For example, given n = 3, a solution set is:

[
"((()))",
"(()())",
"(())()",
"()(())",
"()()()"
]
分析：

DFS返回正确结果条件,当前添加的path长度等于2 * n，且左边括号数量要等于右边括号
DFS中途返回的条件：左边或者右边已经添加的次数大于n
或右边比左边添加的次数要多（如“())” 是不合法的）

方法1: 自己写的:

class Solution(object):
    def generateParenthesis(self, n):
        """
        :type n: int
        :rtype: List[str]
        """
        nums = ['(',')']
        path, index, l, r = '', n, 0, 0
        res = []
        self.dfs(nums,path,index,res,l,r)
        return res
    def dfs(self,nums,path,index,res,l,r):
        if l > index or r > index or r > l:
            return 
        if len(path) == 2 * index:
            res.append(path)
        for j in nums:
            if j == '(':
                self.dfs(nums,path+j,index,res,l+1,r)
            else:
                self.dfs(nums,path+j,index,res,l,r+1)

方法2 leetcode discuss
l和r分别是长度为n的两个栈，一个保存左括号，一个保存右括号，分别出栈，最后两个都为空的时候为结果
如果右边比左边数量还少（已经添加入path更多，illegal），则中途退出,faster

class Solution(object):
    def generateParenthesis(self, n):
        """
        :type n: int
        :rtype: List[str]
        """
        #if not n:
        #    return []
        path,left,right,res ='',n,n,[]
        self.dfs(path,left,right,res)
        return res
    
    def dfs(self,path,left,right,res):
        if right < left:
            return 
        if not left and not right:
            res.append(path[:])
            return 
        if left > 0:
            self.dfs(path + '(',left - 1,right,res)
        if right > 0:
            self.dfs(path + ')',left ,right - 1,res)

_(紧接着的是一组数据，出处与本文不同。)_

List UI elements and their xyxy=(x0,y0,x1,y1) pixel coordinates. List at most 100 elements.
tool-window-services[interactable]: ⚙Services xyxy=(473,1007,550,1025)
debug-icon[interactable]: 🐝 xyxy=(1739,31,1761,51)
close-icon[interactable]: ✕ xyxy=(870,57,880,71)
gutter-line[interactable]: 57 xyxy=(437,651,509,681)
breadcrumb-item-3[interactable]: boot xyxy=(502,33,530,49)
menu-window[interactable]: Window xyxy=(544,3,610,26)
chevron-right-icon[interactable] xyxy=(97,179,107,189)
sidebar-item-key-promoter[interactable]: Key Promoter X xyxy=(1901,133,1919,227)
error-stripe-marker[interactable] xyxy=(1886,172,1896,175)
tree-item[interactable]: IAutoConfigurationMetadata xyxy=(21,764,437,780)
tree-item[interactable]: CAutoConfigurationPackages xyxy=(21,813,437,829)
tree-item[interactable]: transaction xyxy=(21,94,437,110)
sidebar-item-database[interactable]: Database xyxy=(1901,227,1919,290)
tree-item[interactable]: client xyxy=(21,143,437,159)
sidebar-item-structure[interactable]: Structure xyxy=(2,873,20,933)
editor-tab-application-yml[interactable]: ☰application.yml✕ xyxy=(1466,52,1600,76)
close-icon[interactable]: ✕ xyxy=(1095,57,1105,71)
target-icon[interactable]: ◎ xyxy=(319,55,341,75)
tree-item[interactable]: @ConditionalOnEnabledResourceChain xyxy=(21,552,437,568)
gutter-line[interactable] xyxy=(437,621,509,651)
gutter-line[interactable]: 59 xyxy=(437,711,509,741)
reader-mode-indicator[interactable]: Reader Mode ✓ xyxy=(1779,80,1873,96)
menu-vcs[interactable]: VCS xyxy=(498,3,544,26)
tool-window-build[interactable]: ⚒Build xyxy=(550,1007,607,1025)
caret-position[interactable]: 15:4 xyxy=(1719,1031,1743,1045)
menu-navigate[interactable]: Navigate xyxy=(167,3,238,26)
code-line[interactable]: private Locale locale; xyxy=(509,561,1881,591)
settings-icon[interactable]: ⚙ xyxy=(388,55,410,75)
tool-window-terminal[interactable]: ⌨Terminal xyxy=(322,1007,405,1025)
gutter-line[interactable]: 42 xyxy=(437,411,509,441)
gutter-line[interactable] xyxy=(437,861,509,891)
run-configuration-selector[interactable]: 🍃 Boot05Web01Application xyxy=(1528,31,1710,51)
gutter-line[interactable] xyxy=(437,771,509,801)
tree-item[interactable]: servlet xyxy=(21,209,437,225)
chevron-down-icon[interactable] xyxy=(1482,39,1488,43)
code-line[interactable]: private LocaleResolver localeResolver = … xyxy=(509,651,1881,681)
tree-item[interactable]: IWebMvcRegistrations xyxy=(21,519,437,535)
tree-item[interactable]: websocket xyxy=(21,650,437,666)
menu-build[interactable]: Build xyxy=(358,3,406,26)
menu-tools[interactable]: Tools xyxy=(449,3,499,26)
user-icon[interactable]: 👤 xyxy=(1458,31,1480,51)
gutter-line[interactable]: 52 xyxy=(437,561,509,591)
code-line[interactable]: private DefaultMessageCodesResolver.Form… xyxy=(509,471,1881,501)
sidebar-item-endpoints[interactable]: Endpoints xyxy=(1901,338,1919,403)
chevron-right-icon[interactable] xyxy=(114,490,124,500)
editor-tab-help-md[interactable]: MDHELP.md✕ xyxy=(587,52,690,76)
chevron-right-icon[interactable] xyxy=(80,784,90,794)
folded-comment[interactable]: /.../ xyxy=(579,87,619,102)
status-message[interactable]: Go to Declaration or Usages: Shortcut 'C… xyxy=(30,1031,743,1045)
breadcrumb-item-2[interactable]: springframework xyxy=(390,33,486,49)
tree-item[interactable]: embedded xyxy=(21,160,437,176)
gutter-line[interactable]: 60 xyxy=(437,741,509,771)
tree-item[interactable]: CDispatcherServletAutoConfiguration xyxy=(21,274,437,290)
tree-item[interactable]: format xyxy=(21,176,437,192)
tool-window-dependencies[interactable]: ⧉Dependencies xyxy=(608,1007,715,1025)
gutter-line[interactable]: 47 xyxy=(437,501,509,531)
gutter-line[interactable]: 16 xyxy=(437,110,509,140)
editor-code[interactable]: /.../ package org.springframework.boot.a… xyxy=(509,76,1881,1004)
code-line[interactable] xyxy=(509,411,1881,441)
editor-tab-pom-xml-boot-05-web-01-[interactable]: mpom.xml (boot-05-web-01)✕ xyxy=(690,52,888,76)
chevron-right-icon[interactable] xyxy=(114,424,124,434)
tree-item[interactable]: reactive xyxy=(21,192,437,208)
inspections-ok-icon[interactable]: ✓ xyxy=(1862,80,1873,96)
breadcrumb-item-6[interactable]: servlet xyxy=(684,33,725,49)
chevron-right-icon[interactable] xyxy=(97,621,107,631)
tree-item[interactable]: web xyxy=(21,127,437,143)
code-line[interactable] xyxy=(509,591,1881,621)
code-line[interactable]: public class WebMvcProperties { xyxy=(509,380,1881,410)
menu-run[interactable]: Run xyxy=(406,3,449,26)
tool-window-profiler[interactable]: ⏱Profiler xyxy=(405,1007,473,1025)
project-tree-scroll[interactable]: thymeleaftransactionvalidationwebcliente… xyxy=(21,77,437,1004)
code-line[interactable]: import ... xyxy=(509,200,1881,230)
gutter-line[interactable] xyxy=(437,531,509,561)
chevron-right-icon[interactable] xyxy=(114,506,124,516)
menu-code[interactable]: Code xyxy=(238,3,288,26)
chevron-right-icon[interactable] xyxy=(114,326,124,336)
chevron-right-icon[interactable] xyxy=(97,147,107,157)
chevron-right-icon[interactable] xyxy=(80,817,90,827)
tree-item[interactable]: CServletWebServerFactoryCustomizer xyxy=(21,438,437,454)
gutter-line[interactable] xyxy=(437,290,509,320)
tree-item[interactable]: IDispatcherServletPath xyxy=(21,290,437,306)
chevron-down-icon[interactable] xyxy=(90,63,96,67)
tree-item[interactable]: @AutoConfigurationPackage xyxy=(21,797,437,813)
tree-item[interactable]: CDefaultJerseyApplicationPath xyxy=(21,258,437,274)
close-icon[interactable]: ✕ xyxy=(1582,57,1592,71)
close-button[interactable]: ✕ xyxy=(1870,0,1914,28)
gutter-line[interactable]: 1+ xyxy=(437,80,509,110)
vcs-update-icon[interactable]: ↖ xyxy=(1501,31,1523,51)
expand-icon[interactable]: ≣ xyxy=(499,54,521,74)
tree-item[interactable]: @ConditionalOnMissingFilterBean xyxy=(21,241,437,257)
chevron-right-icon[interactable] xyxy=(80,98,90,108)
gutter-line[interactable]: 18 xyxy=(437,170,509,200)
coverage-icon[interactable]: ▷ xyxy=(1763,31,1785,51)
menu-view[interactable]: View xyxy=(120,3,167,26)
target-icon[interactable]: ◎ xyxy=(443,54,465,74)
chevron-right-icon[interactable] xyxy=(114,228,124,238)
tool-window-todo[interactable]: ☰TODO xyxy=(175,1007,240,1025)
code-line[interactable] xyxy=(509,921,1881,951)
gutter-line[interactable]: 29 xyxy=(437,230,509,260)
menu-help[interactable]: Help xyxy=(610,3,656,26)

按照这个思路也可以给方法1中的dfs的for训练改成if

class Solution(object):
    def generateParenthesis(self, n):
        """
        :type n: int
        :rtype: List[str]
        """
        nums = ['(',')']
        path, index, l, r = '', n, 0, 0
        res = []
        self.dfs(nums,path,index,res,l,r)
        return res
    
    def dfs(self,nums,path,index,res,l,r):
        if r > l or l> index or r > index:
            return 
        if len(path) == 2 * index :
            res.append(path)
        if l <= index:
            self.dfs(nums,path+'(',index,res,l+1,r)
        if r <= index:
            self.dfs(nums,path+')',index,res,l,r+1)

全排列：

[1,2,3] 生成 123 132 213 231 312 321 六种全排列

网上常见的递归写法：交换与开头元素的位置

class Solution(object):
    def permute(self, nums):
        """
        :type nums: List[int]
        :rtype: List[List[int]]
        """
        end = len(nums)
        begin = 0
        global res 
        res = []
        self.perm(nums,begin,end)
        # res.append(perm(nums,begin,end))
        return res
    
    def perm(self,nums,begin,end):
    
        if begin >= end:
            tmp = nums[:]
            res.append(tmp) 
            
        else:
            for i in range(begin,end):
                nums[begin],nums[i] = nums[i],nums[begin]
                self.perm(nums,begin+1,end)
                nums[begin],nums[i] = nums[i],nums[begin]

DFS写法
DFS是树型结构
即第一个节点搜索1,2,3，再每个节点下继续搜索1，2，3，判断return的原则一是碰到了重复元素（相当于剪枝），二是得到正确结果

class Solution(object):
    def permute(self, nums):
        index,path = 0,[]
        res = []
        d = {}
        self.dfs(nums,index,path,res,d)

    def dfs(self,nums,index,path,res,d):
        if len(set(path)) != len(path):
            return
        if len(path) == len(nums): 
            print(path)
            return 
        for i in nums:
            self.dfs(nums,index,path+[i],res,d)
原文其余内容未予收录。